Idler v. District of Columbia

QUINN, Associate Judge.

Appellant was convicted by the court, sitting without a jury, of operating an automobile while under the influence of intoxicating liquor1 and making an improper turn, resulting in a collision.

The only errors alleged on this appeal are that the judgments were plainly wrong. There was no dispute that appellant was operating the vehicle. There was evidence that appellant made a wide right turn and collided with another vehicle approaching from the opposite direction. Five witnesses for the government testified that appellant had a strong odor of alcohol on his breath, that he was unsteady on his feet, and that he appeared intoxicated.

Appellant’s explanation for his actions was that he was suffering from kidney trouble, low blood pressure, ulcers, and shock brought about by the collision. He denied that he made an improper turn or that he was intoxicated, and stated that the odor of alcohol on his breath was caused by medicine containing alcohol prescribed by his physician for an ulcer condition.2 The doctor, however, was not called as a witness in appellant’s behalf. At the station house h* was unable to give a specimen for urinalysis immediately, offered to give one in a half-hour, but was not requested to do so again. He gave the officer at the station house several telephone numbers from memory. A passenger in the car at *105the' time of the accident testified that in her opinion appellant was not intoxicated and did not commit a traffic violation.
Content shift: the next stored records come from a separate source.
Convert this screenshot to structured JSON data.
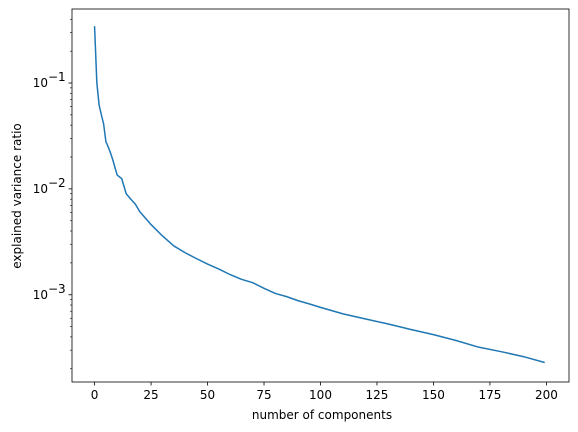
{
  "chart_data": {
    "type": "line",
    "title": "",
    "xlabel": "number of components",
    "ylabel": "explained variance ratio",
    "yscale": "log",
    "xlim": [
      -10,
      210
    ],
    "ylim": [
      0.00015,
      0.5
    ],
    "grid": false,
    "legend": "none",
    "x_ticks": [
      0,
      25,
      50,
      75,
      100,
      125,
      150,
      175,
      200
    ],
    "x_tick_labels": [
      "0",
      "25",
      "50",
      "75",
      "100",
      "125",
      "150",
      "175",
      "200"
    ],
    "y_major_ticks": [
      0.001,
      0.01,
      0.1
    ],
    "y_tick_labels": [
      "10",
      "10",
      "10"
    ],
    "y_tick_exponents": [
      "−3",
      "−2",
      "−1"
    ],
    "series": [
      {
        "color": "#1f77b4",
        "x": [
          0,
          1,
          2,
          3,
          4,
          5,
          6,
          7,
          8,
          9,
          10,
          12,
          14,
          16,
          18,
          20,
          25,
          30,
          35,
          40,
          45,
          50,
          55,
          60,
          65,
          70,
          75,
          80,
          85,
          90,
          95,
          100,
          110,
          120,
          130,
          140,
          150,
          160,
          170,
          180,
          190,
          199
        ],
        "y": [
          0.34,
          0.1,
          0.062,
          0.05,
          0.041,
          0.028,
          0.025,
          0.022,
          0.019,
          0.016,
          0.0135,
          0.0125,
          0.009,
          0.008,
          0.0072,
          0.0061,
          0.0046,
          0.0036,
          0.0029,
          0.0025,
          0.0022,
          0.00195,
          0.00175,
          0.00155,
          0.0014,
          0.0013,
          0.00115,
          0.00103,
          0.00096,
          0.00088,
          0.00082,
          0.00076,
          0.00066,
          0.00059,
          0.00053,
          0.00047,
          0.00042,
          0.00037,
          0.00032,
          0.00029,
          0.00026,
          0.00023
        ]
      }
    ]
  }
}
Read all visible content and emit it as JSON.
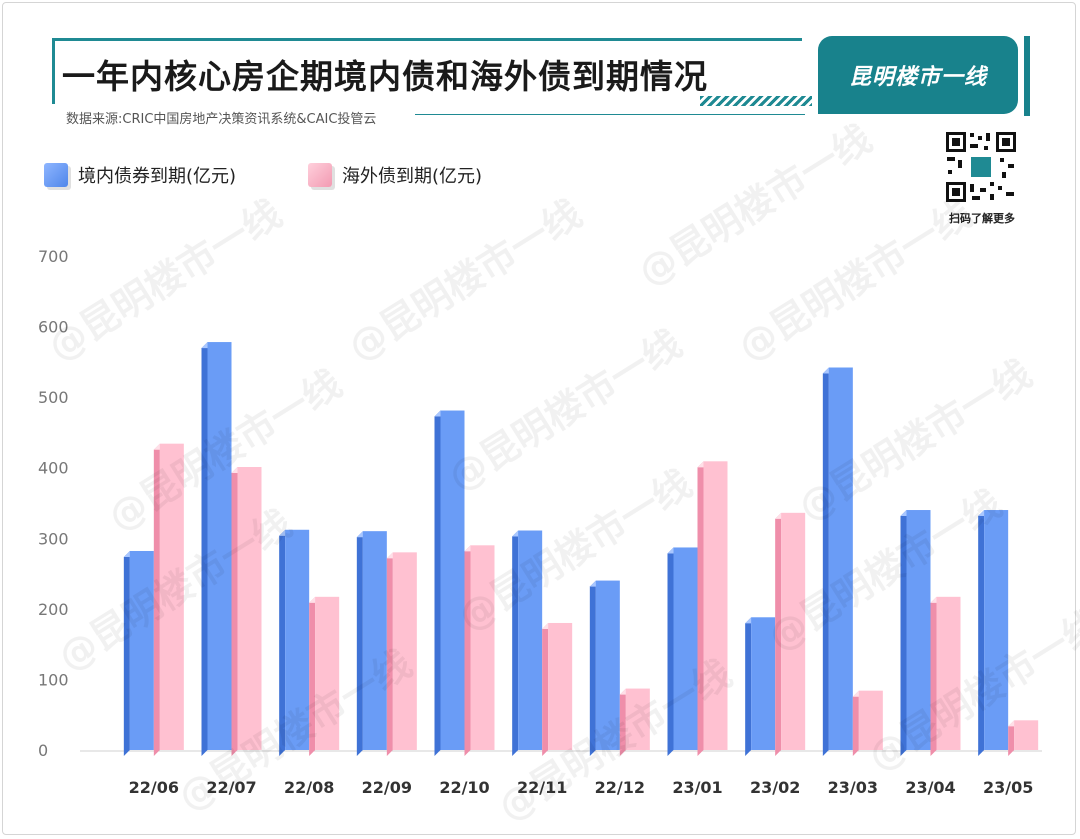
{
  "header": {
    "title": "一年内核心房企期境内债和海外债到期情况",
    "source": "数据来源:CRIC中国房地产决策资讯系统&CAIC投管云",
    "brand": "昆明楼市一线",
    "qr_caption": "扫码了解更多",
    "watermark": "@昆明楼市一线"
  },
  "colors": {
    "accent": "#18828c",
    "domestic": "#5a8ff0",
    "overseas": "#f7a9be"
  },
  "chart_data": {
    "type": "bar",
    "title": "一年内核心房企期境内债和海外债到期情况",
    "categories": [
      "22/06",
      "22/07",
      "22/08",
      "22/09",
      "22/10",
      "22/11",
      "22/12",
      "23/01",
      "23/02",
      "23/03",
      "23/04",
      "23/05"
    ],
    "series": [
      {
        "name": "境内债券到期(亿元)",
        "values": [
          282,
          578,
          312,
          310,
          481,
          311,
          240,
          287,
          188,
          542,
          340,
          340
        ]
      },
      {
        "name": "海外债到期(亿元)",
        "values": [
          434,
          401,
          217,
          280,
          290,
          180,
          87,
          409,
          336,
          84,
          217,
          42
        ]
      }
    ],
    "yticks": [
      "0",
      "100",
      "200",
      "300",
      "400",
      "500",
      "600",
      "700"
    ],
    "ylim": [
      0,
      700
    ],
    "legend_position": "top-left",
    "grid": false
  }
}
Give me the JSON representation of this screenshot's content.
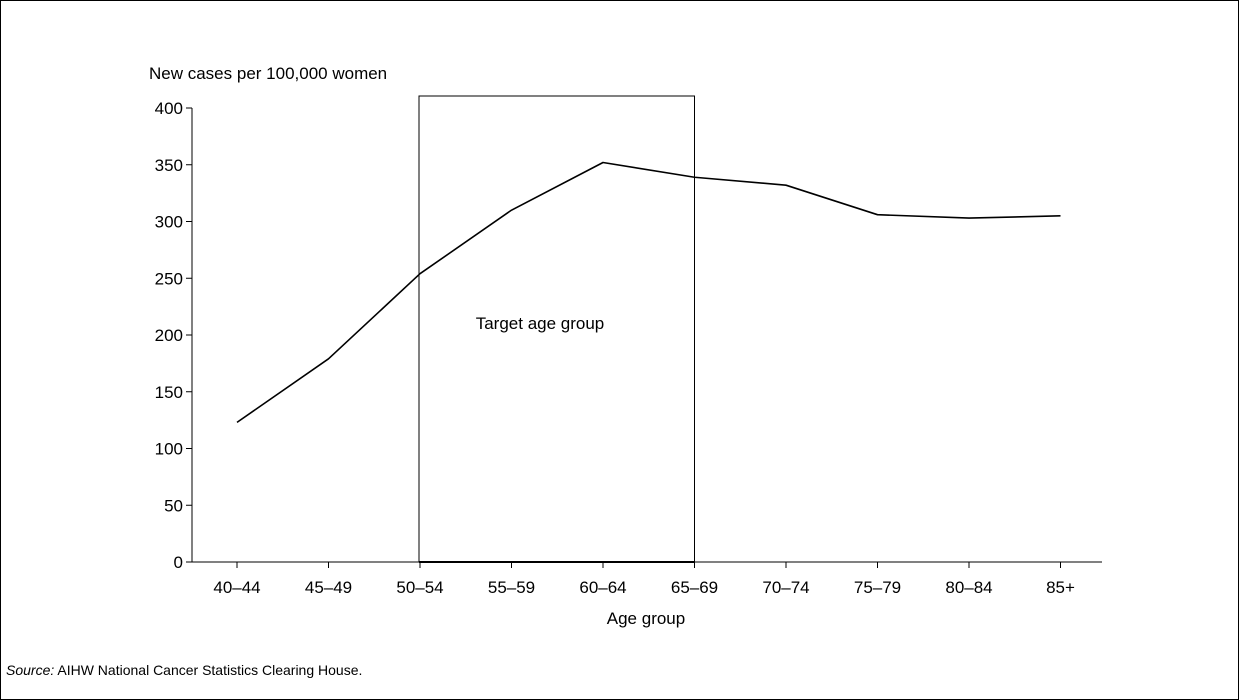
{
  "chart_data": {
    "type": "line",
    "title": "",
    "ylabel": "New cases per 100,000 women",
    "xlabel": "Age group",
    "categories": [
      "40–44",
      "45–49",
      "50–54",
      "55–59",
      "60–64",
      "65–69",
      "70–74",
      "75–79",
      "80–84",
      "85+"
    ],
    "series": [
      {
        "values": [
          123,
          179,
          254,
          310,
          352,
          339,
          332,
          306,
          303,
          305
        ]
      }
    ],
    "ylim": [
      0,
      400
    ],
    "yticks": [
      0,
      50,
      100,
      150,
      200,
      250,
      300,
      350,
      400
    ],
    "grid": false,
    "annotation": {
      "text": "Target age group",
      "from_category": "50–54",
      "to_category": "65–69"
    },
    "line_color": "#000000"
  },
  "source": {
    "label": "Source:",
    "text": " AIHW National Cancer Statistics Clearing House."
  }
}
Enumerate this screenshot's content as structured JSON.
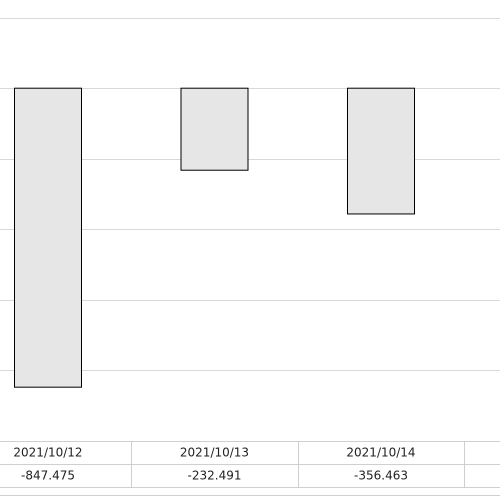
{
  "chart_data": {
    "type": "bar",
    "categories": [
      "2021/10/12",
      "2021/10/13",
      "2021/10/14",
      null
    ],
    "values": [
      -847.475,
      -232.491,
      -356.463,
      null
    ],
    "color": "#e6e6e6",
    "ylim": [
      -1000,
      250
    ],
    "yticks": [
      -800,
      -600,
      -400,
      -200,
      0,
      200
    ],
    "grid": true
  }
}
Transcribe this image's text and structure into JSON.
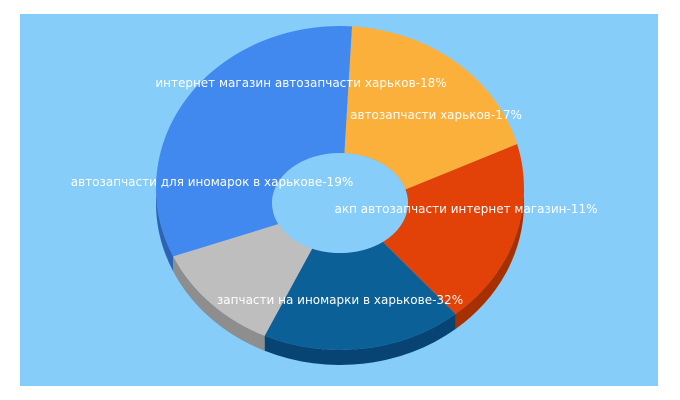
{
  "chart_data": {
    "type": "pie",
    "variant": "3d-donut",
    "legend": "none",
    "background_color": "#87cdfa",
    "slices": [
      {
        "label": "запчасти на иномарки в харькове-32%",
        "value": 32,
        "color": "#4189ee",
        "side_color": "#2e63b3"
      },
      {
        "label": "автозапчасти для иномарок в харькове-19%",
        "value": 19,
        "color": "#fbb03b",
        "side_color": "#c38322"
      },
      {
        "label": "интернет магазин автозапчасти харьков-18%",
        "value": 18,
        "color": "#e24208",
        "side_color": "#a73000"
      },
      {
        "label": "автозапчасти харьков-17%",
        "value": 17,
        "color": "#0b6097",
        "side_color": "#074473"
      },
      {
        "label": "акп автозапчасти интернет магазин-11%",
        "value": 11,
        "color": "#bebebe",
        "side_color": "#8e8e8e"
      }
    ]
  }
}
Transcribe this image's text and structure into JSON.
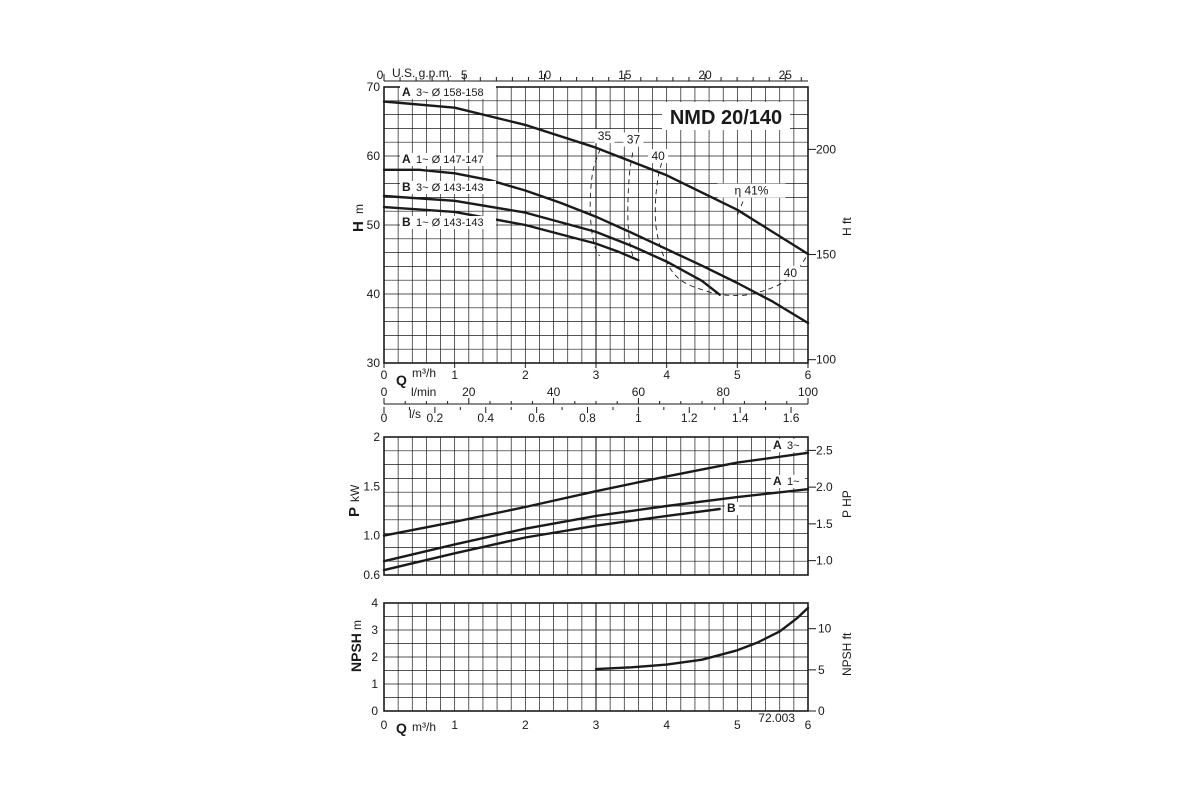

The foregoing is sufficient to supply background for the questions raised on this appeal. It is apparent that the case involved an issue of fact, namely, whether appellant was intoxicated or whether his actions, as he claimed, were due to other causes.3 There was ample basis for the finding of guilt in the testimony of the five witnesses for the government, and under the circumstances we cannot hold that the judgments were plainly wrong or without sufficient evidence to support them.

Affirmed.

. Code 1951, 40-609 (b) (Supp. V).

. A bottle containing a portion of the medicine was received in evidence.

.Williams v. District of Columbia, D.C.Mun.App.1957, 130 A.2d 596, and cases cited therein.